I like it when I see political contestants making solid, informed critical comments on economic and public policy.

I think it also makes smart politics, especially as people are becoming more and more discerning about such prevailing issues.

In this context, Nasa co-principal Kalonzo Musyoka’s comments in Lamu the other day on the proposed coal and power plant are welcome.

The overall potential negative impact this proposed plant could have on the town and the region is, in my humble opinion, underestimated and equally understated.

This is especially so by the parties that have a vested interest in this huge $2 billion (Sh206 billion) project.


It is a white elephant of mega proportions and if constructed, could go down as the biggest the country has ever had.

First, let me examine Mr Musyoka’s remarks a little. He dealt largely with the environmental and health aspects of such a project.

That is fair comment albeit only one side of the argument.

A mega proposal of this kind so close to the precious and venerable Lamu Town is bound to have a major overall negative effect on the town and the region.

Such plants increase the risk of pollution and damage to human health, especially if the safety hazards are inadequate.

We are promised they are going to be adequate, but seeing is believing.


I do not buy the argument about giving lots of jobs, especially to the unemployed people of Lamu County.

First, it is on record that it will employ a lot of Chinese to both construct and run it.

Secondly, it will require a substantial amount of skilled labour that will be brought in from around the country.

The reason is simply that it is not available in the region.

That dilutes the jobs argument and puts it in perspective. Let us put it another way.


For a fraction of the money being proposed for the project, one could create a number of extra jobs in agriculture and related activities as well as in tourism and other services.

The size and cost of the project is colossal, but from the facts available, this is going to be a massive waste of money.

Let us go to the energy supply and demand equation. Yes, we have had major supply shortfalls in the past.

But we have largely overcome that to the extent we have enough energy supply available and coming on stream that meets our energy demand for the next 15 years.

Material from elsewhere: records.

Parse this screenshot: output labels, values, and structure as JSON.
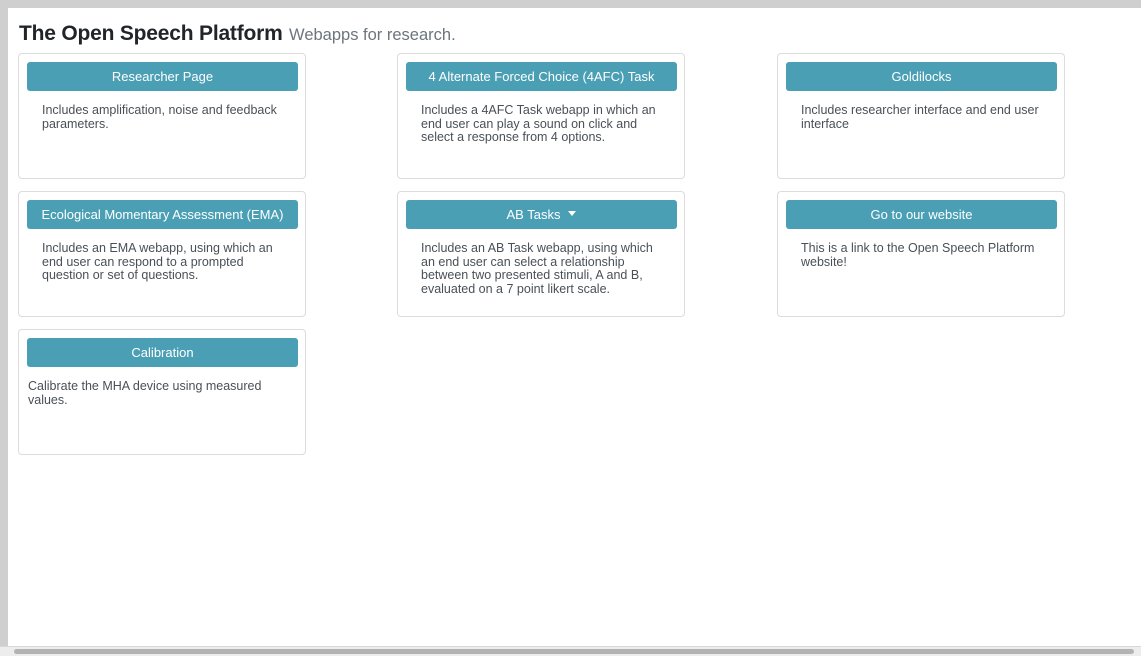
{
  "header": {
    "title": "The Open Speech Platform",
    "subtitle": "Webapps for research."
  },
  "cards": [
    {
      "button": "Researcher Page",
      "text": "Includes amplification, noise and feedback parameters."
    },
    {
      "button": "4 Alternate Forced Choice (4AFC) Task",
      "text": "Includes a 4AFC Task webapp in which an end user can play a sound on click and select a response from 4 options."
    },
    {
      "button": "Goldilocks",
      "text": "Includes researcher interface and end user interface"
    },
    {
      "button": "Ecological Momentary Assessment (EMA)",
      "text": "Includes an EMA webapp, using which an end user can respond to a prompted question or set of questions."
    },
    {
      "button": "AB Tasks",
      "text": "Includes an AB Task webapp, using which an end user can select a relationship between two presented stimuli, A and B, evaluated on a 7 point likert scale."
    },
    {
      "button": "Go to our website",
      "text": "This is a link to the Open Speech Platform website!"
    },
    {
      "button": "Calibration",
      "text": "Calibrate the MHA device using measured values."
    }
  ],
  "icons": {
    "dropdown": "caret-down-icon"
  },
  "colors": {
    "button": "#4a9fb5",
    "title": "#212529",
    "subtitle": "#6c757d",
    "card_text": "#495057"
  }
}
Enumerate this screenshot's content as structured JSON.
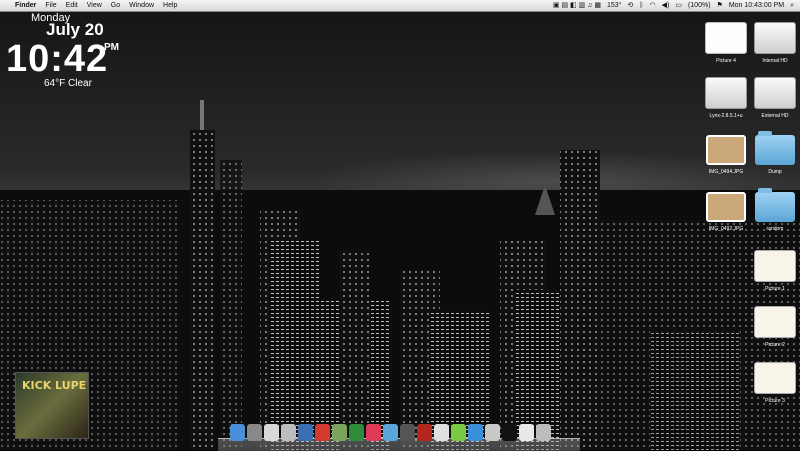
{
  "menubar": {
    "apple_icon": "apple-icon",
    "app_name": "Finder",
    "menus": [
      "File",
      "Edit",
      "View",
      "Go",
      "Window",
      "Help"
    ],
    "status": {
      "battery_pct": "(100%)",
      "temp": "153°",
      "clock": "Mon 10:43:00 PM"
    }
  },
  "clock_widget": {
    "day": "Monday",
    "date": "July 20",
    "time": "10:42",
    "ampm": "PM",
    "weather": "64°F Clear"
  },
  "desktop_icons": [
    {
      "label": "Picture 4"
    },
    {
      "label": "Internal HD"
    },
    {
      "label": "Lynx-2.8.5.1+u"
    },
    {
      "label": "External HD"
    },
    {
      "label": "IMG_0494.JPG"
    },
    {
      "label": "Dump"
    },
    {
      "label": "IMG_0492.JPG"
    },
    {
      "label": "random"
    },
    {
      "label": "Picture 1"
    },
    {
      "label": "Picture 2"
    },
    {
      "label": "Picture 3"
    }
  ],
  "album_art": {
    "text": "KICK LUPE"
  },
  "dock": {
    "items": [
      {
        "name": "finder-icon",
        "color": "#4a8fd8"
      },
      {
        "name": "system-preferences-icon",
        "color": "#888888"
      },
      {
        "name": "terminal-like-icon",
        "color": "#d8d8d8"
      },
      {
        "name": "alien-icon",
        "color": "#bdbdbd"
      },
      {
        "name": "book-icon",
        "color": "#3b6fb1"
      },
      {
        "name": "calendar-icon",
        "color": "#d33a2f"
      },
      {
        "name": "photo-icon",
        "color": "#7aa35b"
      },
      {
        "name": "green-icon",
        "color": "#2e8b3a"
      },
      {
        "name": "heart-icon",
        "color": "#e03a5a"
      },
      {
        "name": "fish-icon",
        "color": "#59a7d8"
      },
      {
        "name": "gamepad-icon",
        "color": "#555555"
      },
      {
        "name": "red-icon",
        "color": "#b3261e"
      },
      {
        "name": "ball-icon",
        "color": "#e0e0e0"
      },
      {
        "name": "green-circle-icon",
        "color": "#7ac943"
      },
      {
        "name": "itunes-icon",
        "color": "#3a8fd9"
      },
      {
        "name": "mail-icon",
        "color": "#c9c9c9"
      },
      {
        "name": "console-icon",
        "color": "#111111"
      },
      {
        "name": "documents-icon",
        "color": "#e9e9e9"
      },
      {
        "name": "trash-icon",
        "color": "#bcbcbc"
      }
    ]
  }
}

This projection is based on a realistic estimate of an increase in demand of around 8.5 per cent per annum and a spare capacity at any one time of around 30 per cent.

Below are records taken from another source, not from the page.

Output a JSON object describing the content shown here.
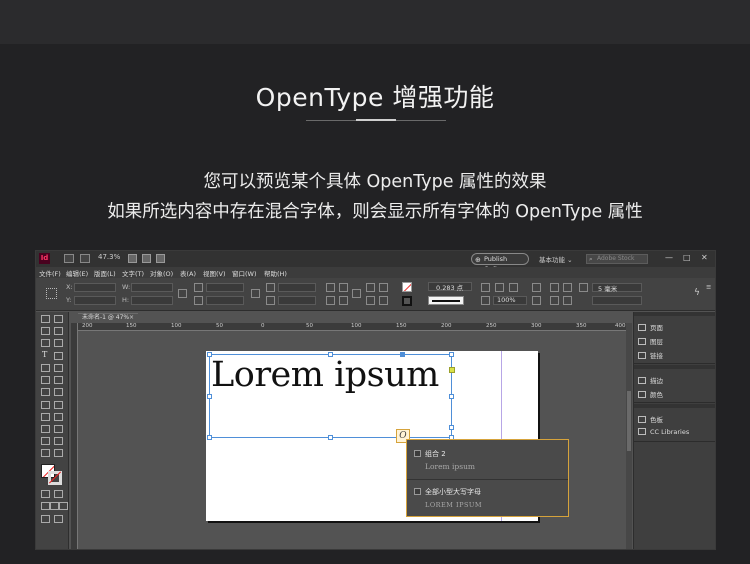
{
  "promo": {
    "title": "OpenType 增强功能",
    "subtitle_line1": "您可以预览某个具体 OpenType 属性的效果",
    "subtitle_line2": "如果所选内容中存在混合字体，则会显示所有字体的 OpenType 属性"
  },
  "app": {
    "logo": "Id",
    "titlebar": {
      "zoom": "47.3%",
      "publish_online": "Publish Online",
      "workspace": "基本功能 ⌄",
      "search_placeholder": "Adobe Stock",
      "minimize": "—",
      "maximize": "□",
      "close": "✕"
    },
    "menu": [
      "文件(F)",
      "编辑(E)",
      "版面(L)",
      "文字(T)",
      "对象(O)",
      "表(A)",
      "视图(V)",
      "窗口(W)",
      "帮助(H)"
    ],
    "control_bar": {
      "x_label": "X:",
      "y_label": "Y:",
      "w_label": "W:",
      "h_label": "H:",
      "stroke_weight": "0.283 点",
      "opacity": "100%",
      "size_value": "5 毫米"
    },
    "document_tab": "未命名-1 @ 47%",
    "document_tab_close": "×",
    "ruler_ticks": [
      "200",
      "150",
      "100",
      "50",
      "0",
      "50",
      "100",
      "150",
      "200",
      "250",
      "300",
      "350",
      "400"
    ],
    "canvas_text": "Lorem ipsum",
    "ot_badge_glyph": "O",
    "opentype_popup": [
      {
        "label": "组合 2",
        "preview": "Lorem ipsum"
      },
      {
        "label": "全部小型大写字母",
        "preview": "LOREM IPSUM"
      }
    ],
    "panels": [
      {
        "items": [
          "页面",
          "图层",
          "链接"
        ]
      },
      {
        "items": [
          "描边",
          "颜色"
        ]
      },
      {
        "items": [
          "色板",
          "CC Libraries"
        ]
      }
    ],
    "colors": {
      "app_bg": "#535353",
      "selection": "#4f8fd8",
      "popup_border": "#d6a33b",
      "logo_bg": "#49021f",
      "logo_fg": "#ff3366"
    }
  }
}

We have broadened our power supply mix to include geothermal, wind, as well as hydro, and have lessened our dependence on oil- and diesel-based thermal to bridge those gaps.

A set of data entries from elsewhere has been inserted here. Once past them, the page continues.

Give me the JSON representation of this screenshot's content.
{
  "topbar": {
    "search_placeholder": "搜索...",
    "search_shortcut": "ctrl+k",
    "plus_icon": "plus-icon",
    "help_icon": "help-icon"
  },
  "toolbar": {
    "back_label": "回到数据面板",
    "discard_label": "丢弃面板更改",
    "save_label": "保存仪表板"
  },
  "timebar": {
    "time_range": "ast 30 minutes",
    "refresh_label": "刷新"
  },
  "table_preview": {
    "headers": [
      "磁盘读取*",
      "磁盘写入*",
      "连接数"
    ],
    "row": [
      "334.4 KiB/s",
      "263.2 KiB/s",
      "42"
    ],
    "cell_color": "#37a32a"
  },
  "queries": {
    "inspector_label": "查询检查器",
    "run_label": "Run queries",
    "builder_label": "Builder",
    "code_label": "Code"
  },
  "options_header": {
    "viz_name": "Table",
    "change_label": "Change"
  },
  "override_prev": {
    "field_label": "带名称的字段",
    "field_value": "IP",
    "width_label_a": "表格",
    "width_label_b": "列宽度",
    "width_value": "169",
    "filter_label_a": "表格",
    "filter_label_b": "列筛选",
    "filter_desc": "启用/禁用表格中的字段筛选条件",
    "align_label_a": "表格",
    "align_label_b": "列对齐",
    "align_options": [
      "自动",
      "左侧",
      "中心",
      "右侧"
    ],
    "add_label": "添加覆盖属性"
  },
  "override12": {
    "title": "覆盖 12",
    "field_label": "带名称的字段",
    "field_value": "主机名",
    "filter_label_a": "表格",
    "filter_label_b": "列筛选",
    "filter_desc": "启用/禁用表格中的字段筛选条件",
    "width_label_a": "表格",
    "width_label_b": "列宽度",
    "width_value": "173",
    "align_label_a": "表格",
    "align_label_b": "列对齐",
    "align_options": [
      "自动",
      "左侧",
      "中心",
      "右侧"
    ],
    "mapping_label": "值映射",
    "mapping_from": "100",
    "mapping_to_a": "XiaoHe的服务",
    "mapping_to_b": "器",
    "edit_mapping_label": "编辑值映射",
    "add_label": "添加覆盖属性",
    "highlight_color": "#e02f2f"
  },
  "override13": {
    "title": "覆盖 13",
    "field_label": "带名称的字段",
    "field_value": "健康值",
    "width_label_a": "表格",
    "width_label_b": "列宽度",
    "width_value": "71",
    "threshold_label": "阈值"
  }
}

At times resorting to the latter has pushed up the cost of our energy significantly.

These projections exclude the Lamu plant, which will only create a glut in supply.

There are two other issues. One is that such a plant would require considerable investment in transmission lines because the demand in the area is fractional.


The second is that it would be dependent on imported coal. Aside from the fact that we would be importing considerable quantities of coal to fuel there is increasing controversy over the use of coal.

Countries around the world are reducing their dependence on this fossil fuel. Britain will cease using any coal for power generation by 2025.

India, long a stalwart on coal-fired energy, is making strides in reducing its dependence.

Conversely, Kenya is doing the opposite. This is an irony, especially in light of President Uhuru Kenyatta’s recent speech calling for more investment in green energy.

Preliminary work has not reached sinking any serious money into the project yet, although land has been bought.

The government has an opportunity to nip this white elephant in the bud and claim credit for the humility in re-assessing its value and potential lack of it.